West Virginia judge rules in favor of drug distributors in opioid suit
Three major drug distributors are off the hook for what may have been a $2.5 billion payment after a federal judge found them not liable for the opioid epidemic in parts of West Virginia, one of the hardest-hit areas of the country.
Despite distributing more than 51.3 million doses of oxycodone and hydrocodone to pharmacies in Cabell County and the city of Huntington over less than a decade, McKesson, AmerisourceBergen and Cardinal Health didn’t cause an oversupply of opioids in the area, Judge David Faber ruled on Monday.
“Doctors, 99% of whom were acting in good faith, determined the total volume of prescription opioids that pharmacies ordered from defendants and dispensed pursuant to those prescriptions,” Faber wrote in his opinion.
The ruling follows a months-long trial, in which prosecutors argued that the defendants created an opioid epidemic in Cabell County and Huntington through their wholesale distribution of prescription opioids. The county and city were hit hard by the epidemic, with opioids accounting for more than 80% of overdose deaths in Cabell County from 2001 to 2018.

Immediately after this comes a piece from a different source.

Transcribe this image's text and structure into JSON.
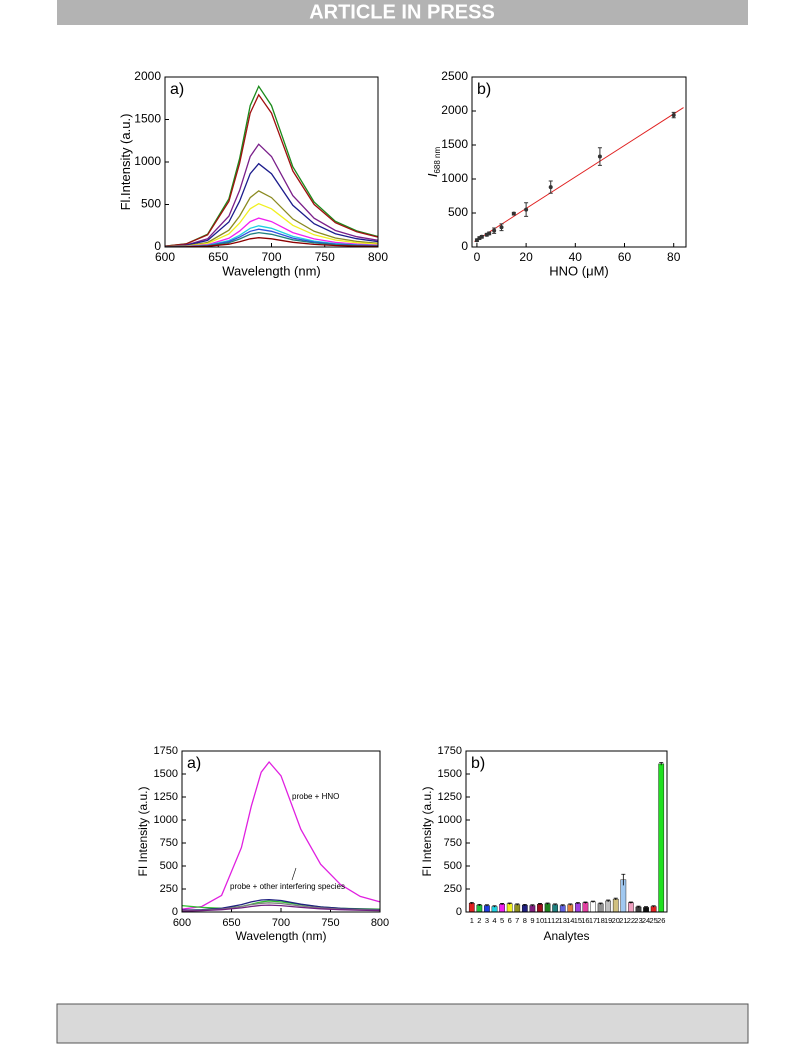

In 2017, more than 10% of people in Huntington, Cabell County and Wayne County were addicted to opioids or had been in the past, according to court documents.
The state of West Virginia tracked more than 6,000 overdose deaths from 2001 to 2015, the documents state. Former Bureau for Public Health commissioner Rahul Gupta once called the state “ground zero” for the national opioid epidemic.
“The opioid crisis has taken a considerable toll on the citizens of Cabell County and the City of Huntington,” Faber wrote on Monday. “And while there is a natural tendency to assign blame in such cases, they must be decided not based on sympathy, but on the facts and the Law.”
Faber added that “there is nothing unreasonable about distributing controlled substances to fulfill legally written prescriptions.”
Meanwhile, Huntington Mayor Steve Williams said in an emailed statement that his “disappointment cannot be measured.”
In their complaint, prosecutors accused the distributors of selling enough opioids in West Virginia between 2006 and 2014 to account for “611 pain pills for every man, woman and child in the state.”
Plaintiffs accused the distributors — as well as manufacturers, pharmacies and pharmacy benefit managers — of engineering “a dramatic shift in how and when opioids are prescribed” and failing to maintain effective controls.
“This case was always about holding these distributors accountable and providing our doctors, nurses, counselors, first responders and social workers with some of the resources needed to combat the opioid crisis,” Williams said in the statement. “We will work alongside our counsel to ensure the fight continues on behalf of so many who lost their lives and livelihoods to the opioid epidemic.”
The city and county sought $2.5 billion from McKesson, AmerisourceBergen and Cardinal Health to address the crisis, according to a Reuters report. The state of West Virginia opted out of a $26 billion settlement with the distributors last year.
The state has since reached settlements with a suite of companies for their role in the opioid epidemic, including J&J, which agreed to pay $99 million earlier this year to clear up claims against it. Teva and Allergan also struck a settlement with West Virginia back in April, worth $161.5 million.